Images of Jews in Spanish medieval art serve several purposes. Clearly they are stand-ins for the contemporaries of Jesus, just as the synagogues in the paintings are stand-ins for the Temple. But many figures also appear to be faithful portraits of individuals, whose stereotypically ruddy features contrast with the idealized images of Jesus, Mary, and the saints, making the latter look all the more holy in comparison. The red, unkempt locks and long beards worn by Jews in the retablos were considered signs of evil, but also reflected contemporary reality, namely sumptuary laws passed in 1412, which mandated that Jews had to let their hair grow wild. In the exhibition catalogue, Mann suggests that one reason the laws were passed is that in fact the Catholic and Jewish populations looked so much alike.

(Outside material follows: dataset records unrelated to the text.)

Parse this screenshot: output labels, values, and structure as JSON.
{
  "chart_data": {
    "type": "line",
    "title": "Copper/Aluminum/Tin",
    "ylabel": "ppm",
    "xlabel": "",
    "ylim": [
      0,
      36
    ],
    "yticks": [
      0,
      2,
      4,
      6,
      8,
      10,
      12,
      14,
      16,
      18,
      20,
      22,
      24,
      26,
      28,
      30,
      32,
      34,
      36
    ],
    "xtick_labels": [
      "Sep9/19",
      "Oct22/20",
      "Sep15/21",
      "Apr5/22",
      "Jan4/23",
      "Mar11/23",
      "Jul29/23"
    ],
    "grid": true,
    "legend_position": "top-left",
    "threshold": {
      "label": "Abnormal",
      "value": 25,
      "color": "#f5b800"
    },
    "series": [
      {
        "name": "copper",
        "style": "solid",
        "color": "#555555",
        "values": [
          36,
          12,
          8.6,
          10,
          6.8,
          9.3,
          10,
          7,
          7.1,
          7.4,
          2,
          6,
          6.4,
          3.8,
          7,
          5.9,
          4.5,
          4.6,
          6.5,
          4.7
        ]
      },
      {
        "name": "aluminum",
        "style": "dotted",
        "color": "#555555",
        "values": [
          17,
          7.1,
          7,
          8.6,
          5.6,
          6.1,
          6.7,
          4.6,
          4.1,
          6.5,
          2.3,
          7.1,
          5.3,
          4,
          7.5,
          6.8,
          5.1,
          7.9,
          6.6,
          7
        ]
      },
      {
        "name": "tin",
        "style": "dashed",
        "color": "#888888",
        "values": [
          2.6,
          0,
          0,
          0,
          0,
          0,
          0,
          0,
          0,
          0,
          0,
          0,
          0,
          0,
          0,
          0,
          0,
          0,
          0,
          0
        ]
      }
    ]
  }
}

In December I went to hear Mann speak on this subject at a conference, “The Jews of Spain: Past and Present,” sponsored by the American Sephardi Federation/Sephardic House. Representatives sent by city halls and tourist offices in towns across Spain, where Jewish cultural tourism has been growing steadily, were in the audience. In many cases, however, the historical evidence far surpasses the material traces of the Jewish presence. Indeed, last month, some towns along the Ruta de Sefarad discussed standardizing their offerings and ways to promote them: charming inns in former juderías, signage reflecting the Jewish presence of yore, knowledgeable tour guides, restaurants serving Jewish-style food. In Segovia, for example, you can dine at El Fogón Sephardí, in case you’d rather skip the city’s famous suckling pig, after you visit the “Centro Didáctico” in the judería. Also, according to a report in the local paper last month, the city government is working to market the Jewish cemetery as a “first-class” tourist attraction.
So far, Mann says, there are no travel plans for “Uneasy Communion.” But it would be an interesting project for a Spanish museum—or a Jewish one.
Robin Cembalest is the executive editor of ARTnews.